Bastante comparáveis a Woody Allen, o tom dos diálogos de “Denise está chamando” foi mantido positivamente em “Para os que estão em casa”, mas a presença física e real dos atores diante da audiência faz com que os personagens sejam contemplados através de seu abandono. Sem nunca terem se visto, dois personagens se conhecem, se apaixonam, mentem e também discutem a relação. Sem jamais ter havido qualquer encontro real entre os pais, uma família se forma com o nascimento de um bebê. Um personagem morre em um trágico acidente de carro enquanto falava ao telefone de forma que o aparelho celular acaba sendo enterrado no crânio dessa vítima. Essas e as outras imagens dão a ver o modo como, na esfera virtual, a hierarquia das importâncias pode ser diferente da dos encontros reais. O mais bonito talvez seja perceber o quanto essas figuras se acostumaram com a imagem que criaram para si a ponto de não mais conseguirem lidar consigo próprias, enfrentarem-se e porem-se diante do outro de verdade quando a oportunidade enfim surge. Durante todas as quase duas horas de espetáculo, os atores nem mesmo se olham nos olhos. É aterrador!

Leonardo Netto tem o mérito de impor a monotonia como conteúdo nesse trabalho. Ao longo da peça, quatro grandes momentos são sucedidos por longos quadros em que quase nada acontece. É interessante, de um lado, identificar o quanto a direção consegue resgatar a atenção do público e pô-lo novamente em estado de alerta. Por outro turno, é vibrante o modo como a peça se apresenta como metáfora da vida real em que, pincelada por atos mais narrativos, nosso dia a dia é coberto de horas mortas. Pela grande sensibilidade, Netto é digno dos aplausos.

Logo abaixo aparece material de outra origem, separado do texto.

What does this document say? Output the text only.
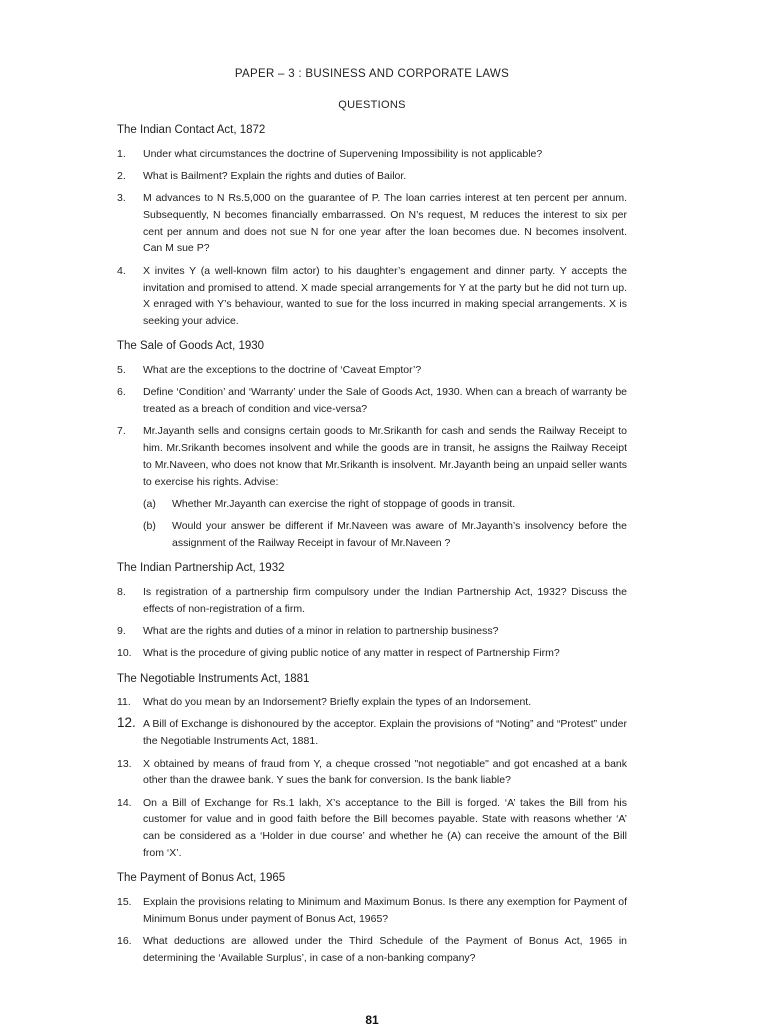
PAPER – 3 : BUSINESS AND CORPORATE LAWS
QUESTIONS
The Indian Contact Act, 1872
1.	Under what circumstances the doctrine of Supervening Impossibility is not applicable?
2.	What is Bailment? Explain the rights and duties of Bailor.
3.	M advances to N Rs.5,000 on the guarantee of P. The loan carries interest at ten percent per annum. Subsequently, N becomes financially embarrassed. On N’s request, M reduces the interest to six per cent per annum and does not sue N for one year after the loan becomes due. N becomes insolvent. Can M sue P?
4.	X invites Y (a well-known film actor) to his daughter’s engagement and dinner party. Y accepts the invitation and promised to attend. X made special arrangements for Y at the party but he did not turn up. X enraged with Y’s behaviour, wanted to sue for the loss incurred in making special arrangements. X is seeking your advice.
The Sale of Goods Act, 1930
5.	What are the exceptions to the doctrine of ‘Caveat Emptor’?
6.	Define ‘Condition’ and ‘Warranty’ under the Sale of Goods Act, 1930. When can a breach of warranty be treated as a breach of condition and vice-versa?
7.	Mr.Jayanth sells and consigns certain goods to Mr.Srikanth for cash and sends the Railway Receipt to him. Mr.Srikanth becomes insolvent and while the goods are in transit, he assigns the Railway Receipt to Mr.Naveen, who does not know that Mr.Srikanth is insolvent. Mr.Jayanth being an unpaid seller wants to exercise his rights. Advise:
(a)	Whether Mr.Jayanth can exercise the right of stoppage of goods in transit.
(b)	Would your answer be different if Mr.Naveen was aware of Mr.Jayanth’s insolvency before the assignment of the Railway Receipt in favour of Mr.Naveen ?
The Indian Partnership Act, 1932
8.	Is registration of a partnership firm compulsory under the Indian Partnership Act, 1932? Discuss the effects of non-registration of a firm.
9.	What are the rights and duties of a minor in relation to partnership business?
10.	What is the procedure of giving public notice of any matter in respect of Partnership Firm?
The Negotiable Instruments Act, 1881
11.	What do you mean by an Indorsement? Briefly explain the types of an Indorsement.
12. A Bill of Exchange is dishonoured by the acceptor. Explain the provisions of “Noting” and “Protest” under the Negotiable Instruments Act, 1881.
13.	X obtained by means of fraud from Y, a cheque crossed "not negotiable" and got encashed at a bank other than the drawee bank. Y sues the bank for conversion. Is the bank liable?
14.	On a Bill of Exchange for Rs.1 lakh, X’s acceptance to the Bill is forged. ‘A’ takes the Bill from his customer for value and in good faith before the Bill becomes payable. State with reasons whether ‘A’ can be considered as a ‘Holder in due course’ and whether he (A) can receive the amount of the Bill from ‘X’.
The Payment of Bonus Act, 1965
15.	Explain the provisions relating to Minimum and Maximum Bonus. Is there any exemption for Payment of Minimum Bonus under payment of Bonus Act, 1965?
16.	What deductions are allowed under the Third Schedule of the Payment of Bonus Act, 1965 in determining the ‘Available Surplus’, in case of a non-banking company?
81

Na medida em que os intérpretes, dando conta de seus quadros com vivacidade, manifestam habilidade em estar constantemente ativos em cena, mas sem puxar o foco. O conjunto de personagens tão heterogêneos é igualmente carismático. Por seus méritos, “Para os que estão em casa” se comunica bastante bem com todo o público apesar das diferenças de idade que poderiam resultar em recepções diversas pelo uso diversificado da internet e dos meios virtuais de comunicação. Impossível destacar qualquer trabalho em um conjunto tão coeso de boas contribuições.

A assinatura de José Dias no cenário é uma grata surpresa. Ultimamente autor de espaços cênico-narrativos tão enrijecidos em suas formas, eis aqui uma ambientação fluída, feita com poucos mas pontuais elementos significativos que é positiva. Já elogiado muitas vezes, mas também aqui, Aurélio de Simoni faz nobre contribuição com o desenho de luz e Marcelo Olinto apresenta discretamente os personagens enquanto os aproxima do público com um figurino bem realista.

Há algum tempo, os conceitos de virtual e de real pairam na cabeça de muitos filósofos da contemporaneidade. Para muitos deles, o virtual é aquilo que só se realiza no atual, deixando de ser quando acontece. Porque, diferente do filme, o teatro é sempre um acontecimento atual, “Para os que estão em casa” talvez consiga dizer melhor o que “Denise está chamando” outrora tentou atualizar. Vale a pena assistir, isto é, estar lá.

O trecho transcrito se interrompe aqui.